When she went to return the extinguisher to the emergency compartment, she saw the trophies.
>
In the chaos of the fire, she hadn’t noticed them. But they were lined neatly against the sides of the emergency compartment, tacked in place with adhesive. On one side were Imperial rank pins and comlinks and something it took Chass a moment to recognize as a cracked optical lens from a stormtrooper’s helmet. On the other side were scraps of cloth that, beneath a layer of grime, displayed rebel starbirds and stylized beasts and smiling skulls. New Republic infantry patches, Chass guessed.
Most of the trophies were damaged, chipped at the edges or scorched by particle blasts. Some of them still had the rank odor of human sweat.

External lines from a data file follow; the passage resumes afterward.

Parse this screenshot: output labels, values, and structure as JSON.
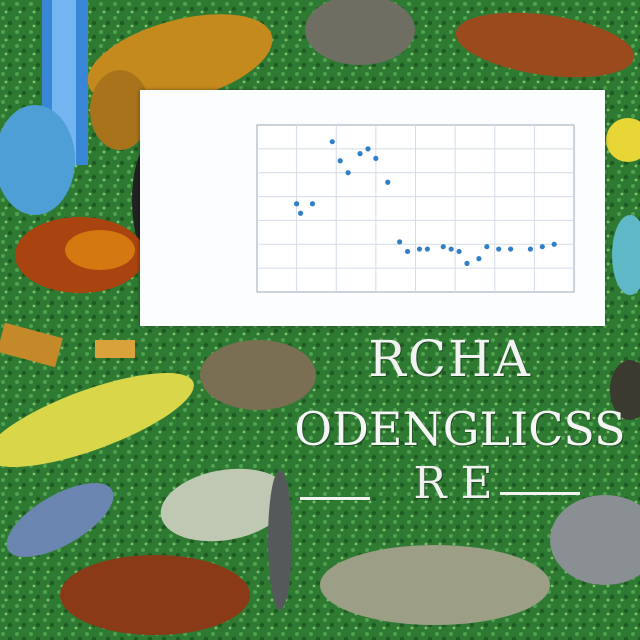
{
  "poster": {
    "line1": "RCHA",
    "line2": "ODENGLICSS",
    "line3": "RE"
  },
  "chart_data": {
    "type": "scatter",
    "title": "",
    "xlabel": "",
    "ylabel": "",
    "ylim": [
      0,
      7
    ],
    "xlim": [
      0,
      8
    ],
    "points": [
      {
        "x": 1.0,
        "y": 3.7
      },
      {
        "x": 1.1,
        "y": 3.3
      },
      {
        "x": 1.4,
        "y": 3.7
      },
      {
        "x": 1.9,
        "y": 6.3
      },
      {
        "x": 2.1,
        "y": 5.5
      },
      {
        "x": 2.3,
        "y": 5.0
      },
      {
        "x": 2.6,
        "y": 5.8
      },
      {
        "x": 2.8,
        "y": 6.0
      },
      {
        "x": 3.0,
        "y": 5.6
      },
      {
        "x": 3.3,
        "y": 4.6
      },
      {
        "x": 3.6,
        "y": 2.1
      },
      {
        "x": 3.8,
        "y": 1.7
      },
      {
        "x": 4.1,
        "y": 1.8
      },
      {
        "x": 4.3,
        "y": 1.8
      },
      {
        "x": 4.7,
        "y": 1.9
      },
      {
        "x": 4.9,
        "y": 1.8
      },
      {
        "x": 5.1,
        "y": 1.7
      },
      {
        "x": 5.3,
        "y": 1.2
      },
      {
        "x": 5.6,
        "y": 1.4
      },
      {
        "x": 5.8,
        "y": 1.9
      },
      {
        "x": 6.1,
        "y": 1.8
      },
      {
        "x": 6.4,
        "y": 1.8
      },
      {
        "x": 6.9,
        "y": 1.8
      },
      {
        "x": 7.2,
        "y": 1.9
      },
      {
        "x": 7.5,
        "y": 2.0
      }
    ],
    "grid": true,
    "point_color": "#2f7fc9"
  },
  "colors": {
    "background": "#2e7d32",
    "panel": "#fbfdff",
    "grid": "#d3dce6",
    "text": "#f2f2f2"
  }
}
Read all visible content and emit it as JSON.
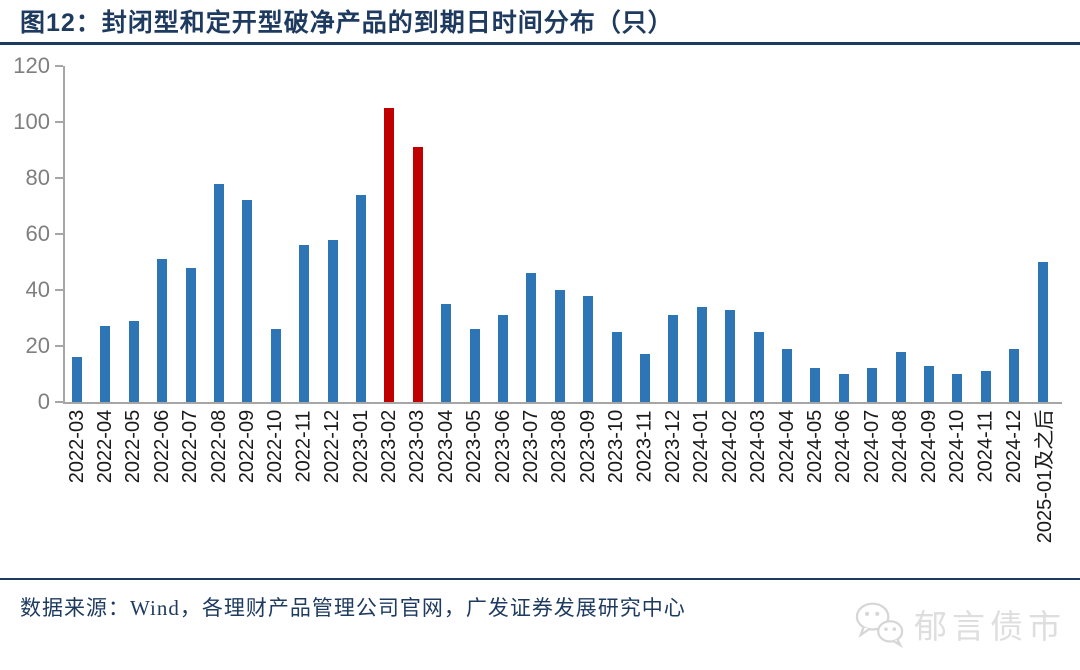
{
  "figure": {
    "title": "图12：封闭型和定开型破净产品的到期日时间分布（只）"
  },
  "chart_data": {
    "type": "bar",
    "title": "封闭型和定开型破净产品的到期日时间分布（只）",
    "categories": [
      "2022-03",
      "2022-04",
      "2022-05",
      "2022-06",
      "2022-07",
      "2022-08",
      "2022-09",
      "2022-10",
      "2022-11",
      "2022-12",
      "2023-01",
      "2023-02",
      "2023-03",
      "2023-04",
      "2023-05",
      "2023-06",
      "2023-07",
      "2023-08",
      "2023-09",
      "2023-10",
      "2023-11",
      "2023-12",
      "2024-01",
      "2024-02",
      "2024-03",
      "2024-04",
      "2024-05",
      "2024-06",
      "2024-07",
      "2024-08",
      "2024-09",
      "2024-10",
      "2024-11",
      "2024-12",
      "2025-01及之后"
    ],
    "values": [
      16,
      27,
      29,
      51,
      48,
      78,
      72,
      26,
      56,
      58,
      74,
      105,
      91,
      35,
      26,
      31,
      46,
      40,
      38,
      25,
      17,
      31,
      34,
      33,
      25,
      19,
      12,
      10,
      12,
      18,
      13,
      10,
      11,
      19,
      50
    ],
    "highlight_indices": [
      11,
      12
    ],
    "highlight_categories": [
      "2023-02",
      "2023-03"
    ],
    "colors": {
      "bar": "#2E75B6",
      "highlight": "#C00000",
      "axis": "#A6A6A6",
      "ytick_label": "#7f7f7f",
      "xtick_label": "#1a1a1a",
      "accent_navy": "#1E3A5F"
    },
    "ylim": [
      0,
      120
    ],
    "yticks": [
      0,
      20,
      40,
      60,
      80,
      100,
      120
    ],
    "grid": false,
    "legend": null
  },
  "footer": {
    "source": "数据来源：Wind，各理财产品管理公司官网，广发证券发展研究中心",
    "watermark": "郁言债市"
  }
}
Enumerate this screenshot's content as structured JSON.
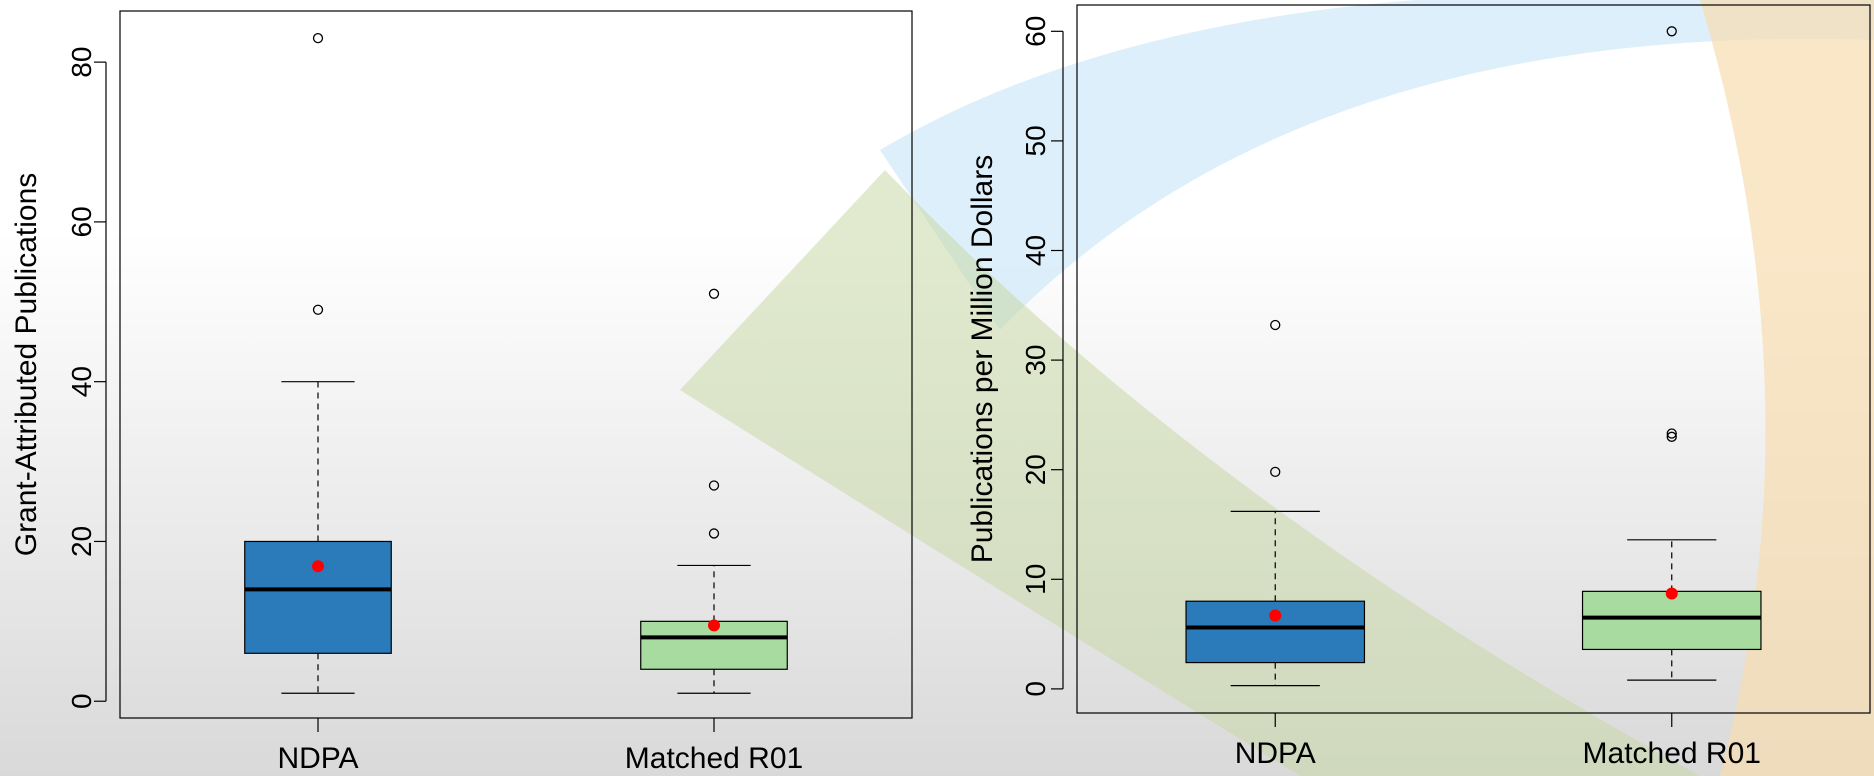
{
  "chart_data": [
    {
      "type": "box",
      "ylabel": "Grant-Attributed Publications",
      "categories": [
        "NDPA",
        "Matched R01"
      ],
      "ylim": [
        -2.1,
        86.4
      ],
      "yticks": [
        0,
        20,
        40,
        60,
        80
      ],
      "mean_color": "#ff0000",
      "boxes": [
        {
          "color": "#2b7bba",
          "whislo": 1,
          "q1": 6,
          "med": 14,
          "q3": 20,
          "whishi": 40,
          "mean": 16.9,
          "fliers": [
            49,
            83
          ]
        },
        {
          "color": "#a8dba0",
          "whislo": 1,
          "q1": 4,
          "med": 8,
          "q3": 10,
          "whishi": 17,
          "mean": 9.5,
          "fliers": [
            21,
            27,
            51
          ]
        }
      ]
    },
    {
      "type": "box",
      "ylabel": "Publications per Million Dollars",
      "categories": [
        "NDPA",
        "Matched R01"
      ],
      "ylim": [
        -2.2,
        62.4
      ],
      "yticks": [
        0,
        10,
        20,
        30,
        40,
        50,
        60
      ],
      "mean_color": "#ff0000",
      "boxes": [
        {
          "color": "#2b7bba",
          "whislo": 0.3,
          "q1": 2.4,
          "med": 5.6,
          "q3": 8,
          "whishi": 16.2,
          "mean": 6.7,
          "fliers": [
            19.8,
            33.2
          ]
        },
        {
          "color": "#a8dba0",
          "whislo": 0.8,
          "q1": 3.6,
          "med": 6.5,
          "q3": 8.9,
          "whishi": 13.6,
          "mean": 8.7,
          "fliers": [
            23,
            23.3,
            60
          ]
        }
      ]
    }
  ]
}
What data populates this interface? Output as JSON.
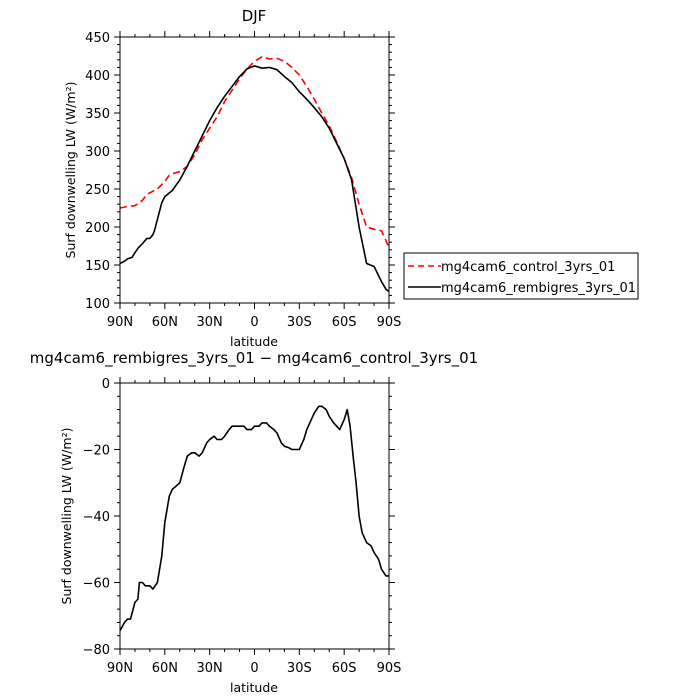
{
  "chart_data": [
    {
      "type": "line",
      "title": "DJF",
      "xlabel": "latitude",
      "ylabel": "Surf downwelling LW (W/m²)",
      "xlim": [
        90,
        -90
      ],
      "ylim": [
        100,
        450
      ],
      "xtick_values": [
        90,
        60,
        30,
        0,
        -30,
        -60,
        -90
      ],
      "xticks": [
        "90N",
        "60N",
        "30N",
        "0",
        "30S",
        "60S",
        "90S"
      ],
      "yticks": [
        100,
        150,
        200,
        250,
        300,
        350,
        400,
        450
      ],
      "legend_position": "right",
      "series": [
        {
          "name": "mg4cam6_control_3yrs_01",
          "color": "#ff0000",
          "dash": "dashed",
          "x": [
            90,
            85,
            80,
            75,
            72,
            70,
            65,
            60,
            57,
            55,
            50,
            47,
            45,
            40,
            35,
            30,
            25,
            20,
            15,
            10,
            5,
            0,
            -5,
            -10,
            -15,
            -20,
            -25,
            -30,
            -35,
            -40,
            -45,
            -50,
            -55,
            -60,
            -65,
            -70,
            -75,
            -80,
            -85,
            -90
          ],
          "values": [
            225,
            227,
            228,
            235,
            243,
            245,
            250,
            260,
            268,
            270,
            273,
            277,
            280,
            295,
            315,
            330,
            345,
            365,
            380,
            395,
            408,
            418,
            424,
            421,
            422,
            418,
            410,
            400,
            385,
            368,
            350,
            333,
            312,
            290,
            265,
            230,
            200,
            197,
            195,
            173
          ]
        },
        {
          "name": "mg4cam6_rembigres_3yrs_01",
          "color": "#000000",
          "dash": "solid",
          "x": [
            90,
            87,
            85,
            82,
            80,
            78,
            75,
            72,
            70,
            68,
            67,
            65,
            62,
            60,
            55,
            50,
            45,
            40,
            35,
            30,
            25,
            20,
            15,
            10,
            5,
            0,
            -5,
            -10,
            -15,
            -20,
            -25,
            -30,
            -35,
            -40,
            -45,
            -50,
            -55,
            -60,
            -65,
            -70,
            -75,
            -80,
            -85,
            -88,
            -90
          ],
          "values": [
            152,
            155,
            158,
            160,
            166,
            172,
            178,
            185,
            185,
            190,
            195,
            210,
            232,
            240,
            248,
            262,
            280,
            300,
            320,
            340,
            357,
            372,
            385,
            398,
            408,
            412,
            409,
            410,
            407,
            398,
            390,
            378,
            368,
            357,
            345,
            330,
            310,
            290,
            262,
            200,
            152,
            148,
            128,
            118,
            115
          ]
        }
      ]
    },
    {
      "type": "line",
      "title": "mg4cam6_rembigres_3yrs_01 − mg4cam6_control_3yrs_01",
      "xlabel": "latitude",
      "ylabel": "Surf downwelling LW (W/m²)",
      "xlim": [
        90,
        -90
      ],
      "ylim": [
        -80,
        0
      ],
      "xtick_values": [
        90,
        60,
        30,
        0,
        -30,
        -60,
        -90
      ],
      "xticks": [
        "90N",
        "60N",
        "30N",
        "0",
        "30S",
        "60S",
        "90S"
      ],
      "yticks": [
        -80,
        -60,
        -40,
        -20,
        0
      ],
      "series": [
        {
          "color": "#000000",
          "dash": "solid",
          "x": [
            90,
            87,
            85,
            83,
            80,
            78,
            77,
            75,
            73,
            70,
            68,
            65,
            62,
            60,
            57,
            55,
            50,
            47,
            45,
            42,
            40,
            37,
            35,
            32,
            30,
            27,
            25,
            22,
            20,
            17,
            15,
            12,
            10,
            7,
            5,
            2,
            0,
            -3,
            -5,
            -8,
            -10,
            -13,
            -15,
            -18,
            -20,
            -23,
            -25,
            -28,
            -30,
            -33,
            -35,
            -38,
            -40,
            -43,
            -45,
            -48,
            -50,
            -53,
            -55,
            -57,
            -60,
            -62,
            -64,
            -66,
            -68,
            -70,
            -72,
            -75,
            -78,
            -80,
            -83,
            -85,
            -88,
            -90
          ],
          "values": [
            -74.5,
            -72,
            -71,
            -71,
            -66,
            -65,
            -60,
            -60,
            -61,
            -61,
            -62,
            -60,
            -52,
            -42,
            -34,
            -32,
            -30,
            -25,
            -22,
            -21,
            -21,
            -22,
            -21,
            -18,
            -17,
            -16,
            -17,
            -17,
            -16,
            -14,
            -13,
            -13,
            -13,
            -13,
            -14,
            -14,
            -13,
            -13,
            -12,
            -12,
            -13,
            -14,
            -15,
            -18,
            -19,
            -19.5,
            -20,
            -20,
            -20,
            -17,
            -14,
            -11,
            -9,
            -7,
            -7,
            -8,
            -10,
            -12,
            -13,
            -14,
            -11,
            -8,
            -13,
            -22,
            -30,
            -40,
            -45,
            -48,
            -49,
            -51,
            -53,
            -56,
            -58,
            -58
          ]
        }
      ]
    }
  ]
}
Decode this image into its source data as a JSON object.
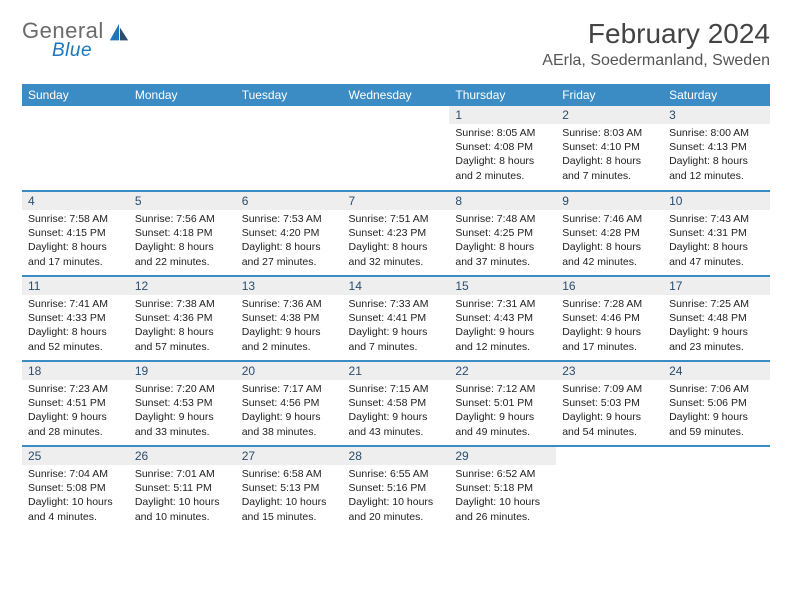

Kairos…what have you been doing?
She’d met a specforce grunt once who’d claimed he extracted the dead stormtroopers’ fingernails to ensure some post-Imperial government could genetically catalog families involved in atrocities. She’d seen it as a mix of sadism and politics but figured she might’ve done the same if she’d been a ground-pounder.
Pilots didn’t collect trophies. They never got close enough. They just kept score.
She peeled off one of the patches and rose from the floor. She caught a glimpse of Kairos’s battered bowcaster as she ducked into the cockpit.
She dropped into the copilot’s seat, shrugging off the pain of her fresh bruises. Outside, the U-wing was ascending away from a hexagonal pattern of city blocks and entering a thin mist of clouds. They’d left the capital region and the bombardment shield behind. The unnaturally bright glow of stars was diffused by the fog but not hidden altogether.
“You’re a freak, you know?” Chass said.
Kairos increased thruster power and kept her visor oriented toward the viewport. Chass studied the woman’s wrappings and the dull metal of her helmet. She appeared more battered than Chass had noticed in the past—her garment as scorched and ashy as her trophies, her mask specked with rust. Chass had felt the change in Quell over the past weeks, grown almost comfortable with the straight-edged defector, but any change in Kairos came too subtly to notice. Like watching grass grow, Chass thought.